Publication information
- Publisher: DC Thomson
- Schedule: Monthly
- Format: Ongoing series
- Publication date: March 1996 – October 2010
- No. of issues: 175

= Classics from the Comics =

1996–2010 British comics magazine

Classics from the Comics was a British comics magazine, published from March 1996 until October 2010. Published monthly, it was D. C. Thomson & Co. Ltd's third all-reprint comic. It replaced The Best of Topper and The Best of Beezer, which had reprinted old strips for some years.

Classics from the Comics collected archive comic strips from eight comic titles – the still going The Beano and The Dandy, and the defunct Beezer, Topper, Nutty, Sparky, Cracker, and Buzz. During its later issues, adventure comics from the likes of The Victor, The Wizard, The Rover, The Hotspur and The Hornet were used. It also started using Hoot! shortly before it ended.

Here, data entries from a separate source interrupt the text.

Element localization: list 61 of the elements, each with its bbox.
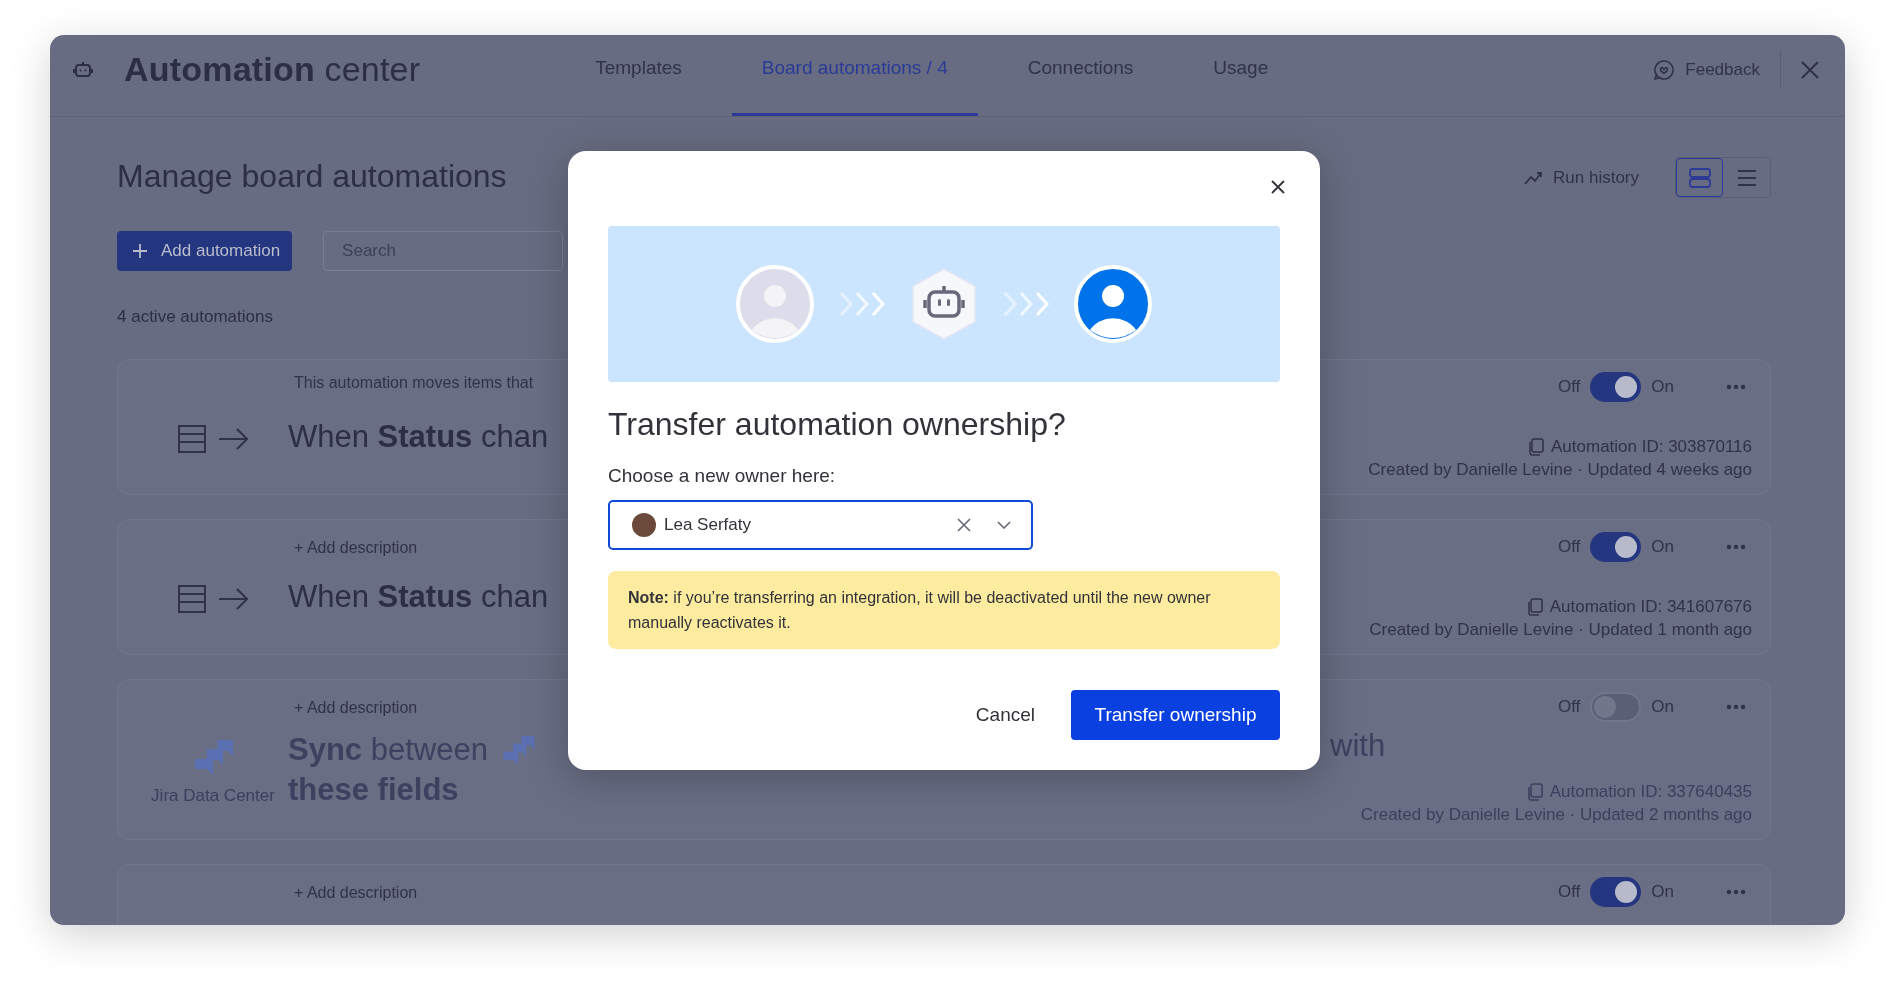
on-label: On: [1651, 377, 1674, 397]
selected-owner-name: Lea Serfaty: [664, 515, 752, 535]
off-label: Off: [1557, 537, 1581, 557]
automation-count: 4 active automations: [117, 307, 274, 327]
automation-title: When Status chan: [288, 578, 549, 616]
off-label: Off: [1557, 697, 1581, 717]
transfer-ownership-button[interactable]: Transfer ownership: [1071, 690, 1280, 740]
copy-icon: [1527, 438, 1545, 456]
automation-description: This automation moves items that: [293, 373, 534, 393]
warning-note: Note: if you’re transferring an integration, it will be deactivated until the new owner manually reactivates it.: [608, 571, 1280, 649]
close-icon: [1270, 179, 1286, 195]
nav-tab[interactable]: Usage: [1183, 35, 1299, 116]
view-toggle-button[interactable]: [1676, 158, 1723, 197]
robot-icon: [909, 267, 979, 341]
chevrons-icon: [837, 289, 887, 319]
automation-id: Automation ID: 341607676: [1549, 597, 1752, 617]
chevron-down-icon: [997, 521, 1011, 529]
toggle-switch[interactable]: [1590, 532, 1642, 562]
more-dots-icon: [1726, 889, 1746, 895]
copy-icon: [1525, 598, 1544, 616]
feedback-button[interactable]: Feedback: [1645, 52, 1768, 87]
user-avatar-icon: [735, 264, 815, 344]
more-dots-icon: [1726, 544, 1746, 550]
plus-icon: [133, 244, 147, 258]
cancel-button[interactable]: Cancel: [955, 690, 1055, 740]
off-label: Off: [1557, 882, 1581, 902]
clear-icon: [957, 518, 971, 532]
app-title: Automation center: [124, 50, 421, 89]
automation-meta: Created by Danielle Levine · Updated 4 weeks ago: [1367, 460, 1752, 480]
toggle-switch[interactable]: [1590, 877, 1642, 907]
on-label: On: [1651, 537, 1674, 557]
close-icon: [1799, 58, 1821, 81]
automation-meta: Created by Danielle Levine · Updated 1 month ago: [1368, 620, 1752, 640]
on-label: On: [1651, 697, 1674, 717]
automation-id: Automation ID: 303870116: [1551, 437, 1752, 457]
add-description-link[interactable]: + Add description: [288, 688, 424, 722]
add-automation-button[interactable]: Add automation: [117, 231, 293, 271]
owner-label: Choose a new owner here:: [608, 464, 837, 488]
cards-view-icon: [1687, 166, 1712, 189]
on-label: On: [1651, 882, 1674, 902]
user-avatar-icon: [1073, 264, 1153, 344]
board-to-action-icon: [177, 584, 249, 614]
add-description-link[interactable]: + Add description: [288, 528, 424, 562]
copy-icon: [1525, 783, 1544, 801]
owner-select[interactable]: Lea Serfaty: [608, 500, 1033, 550]
board-to-action-icon: [177, 424, 249, 454]
more-dots-icon: [1726, 704, 1746, 710]
photo-placeholder: [632, 513, 656, 537]
off-label: Off: [1557, 377, 1581, 397]
toggle-switch[interactable]: [1590, 372, 1642, 402]
page-heading: Manage board automations: [117, 157, 507, 196]
more-dots-icon: [1726, 384, 1746, 390]
chat-heart-icon: [1653, 58, 1676, 81]
automation-title: When Status chan: [288, 418, 549, 456]
nav-tab[interactable]: Templates: [565, 35, 712, 116]
add-description-link[interactable]: + Add description: [288, 873, 424, 907]
nav-tab[interactable]: Board automations / 4: [731, 35, 978, 116]
nav-tab[interactable]: Connections: [997, 35, 1164, 116]
run-history-button[interactable]: Run history: [1517, 166, 1645, 189]
chevrons-icon: [1001, 289, 1051, 319]
dialog-title: Transfer automation ownership?: [608, 405, 1067, 444]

The comic had 64 pages, and the front cover depicted many of the characters in one group activity, drawn from September 1997 to May 2006 by Anthony Caluori. The reprints inside were prefaced with a contents page ("Classic Contents") and until 2007 were followed by an advert for the next month's issue, with the back cover showing original strips starring Roger the Dodger, Little Plum, Plug, Beryl the Peril, and Desperate Dan amongst others, drawn by Gordon Bell, Anthony Caluori, or Keith Reynolds.

In 2006, the cover was redesigned to show "Classics from the Comics" with a roundel containing Korky the Cat's head and the words Classics Collection, and a large illustration by Ken H. Harrison. The new editor started penning a letter to the readers on the contents page, and the advert and original strip on the inside and back covers were replaced by further reprinted strips, which are always Korky the Cat and Biffo the Bear.

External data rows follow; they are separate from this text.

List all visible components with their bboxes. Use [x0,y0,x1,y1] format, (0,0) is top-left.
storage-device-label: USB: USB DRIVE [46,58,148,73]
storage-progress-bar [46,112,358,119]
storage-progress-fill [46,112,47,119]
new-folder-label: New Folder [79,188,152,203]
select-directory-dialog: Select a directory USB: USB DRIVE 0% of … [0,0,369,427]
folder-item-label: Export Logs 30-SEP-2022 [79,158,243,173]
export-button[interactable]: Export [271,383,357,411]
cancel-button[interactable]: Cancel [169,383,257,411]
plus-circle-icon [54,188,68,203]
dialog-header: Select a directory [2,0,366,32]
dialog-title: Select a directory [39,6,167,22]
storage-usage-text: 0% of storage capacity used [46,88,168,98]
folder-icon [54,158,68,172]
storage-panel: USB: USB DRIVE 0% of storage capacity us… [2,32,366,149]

A small notice was published on all the pages, identifying which comic the strip comes from (Classic Beano, Classic Dandy, etc.). Near the end of each issue, a "Readers Requests" postal address was displayed, so readers could write to DC Thomson and request other archive strips to go in a future issue.

Free gifts in the form of The Fun Size Beanos or The Fun Size Dandys were featured in early issues, plus free gifts originally given away with The Beano or The Dandy. In July 2004 Classics from the Comics celebrated its 100th issue, revamping the front cover at the same time, changing the logo from a plain serif font to a sans-serif one with a 3-D effect.

The August 2008 issue was a Beano special, featuring only characters from that 70-year-old comic. It featured the oldest (Ping the Elastic Man and Deep Down Daddy Neptune, 1938), and most recent stories (specifically the picture of Dennis, Gnasher, Wallace & Gromit from the Beano printed only the previous day; the most recent actual story was "Crazy for Daisy" from 2003) ever used. For this issue, the usual Korky roundel was replaced with the logo from the 70 Years of Fun collector's edition.

'D. C. Thomson & Co. Ltd's Golden Years/60 Years/70 Years books, which are brought out each Christmas, are effectively Classic From the Comics annual, although they started in 1988, eight years before Classics launched.

Despite a further 'retro' relaunch in the spring of 2010, Classics from the Comics ended that October, the final issue being number 175.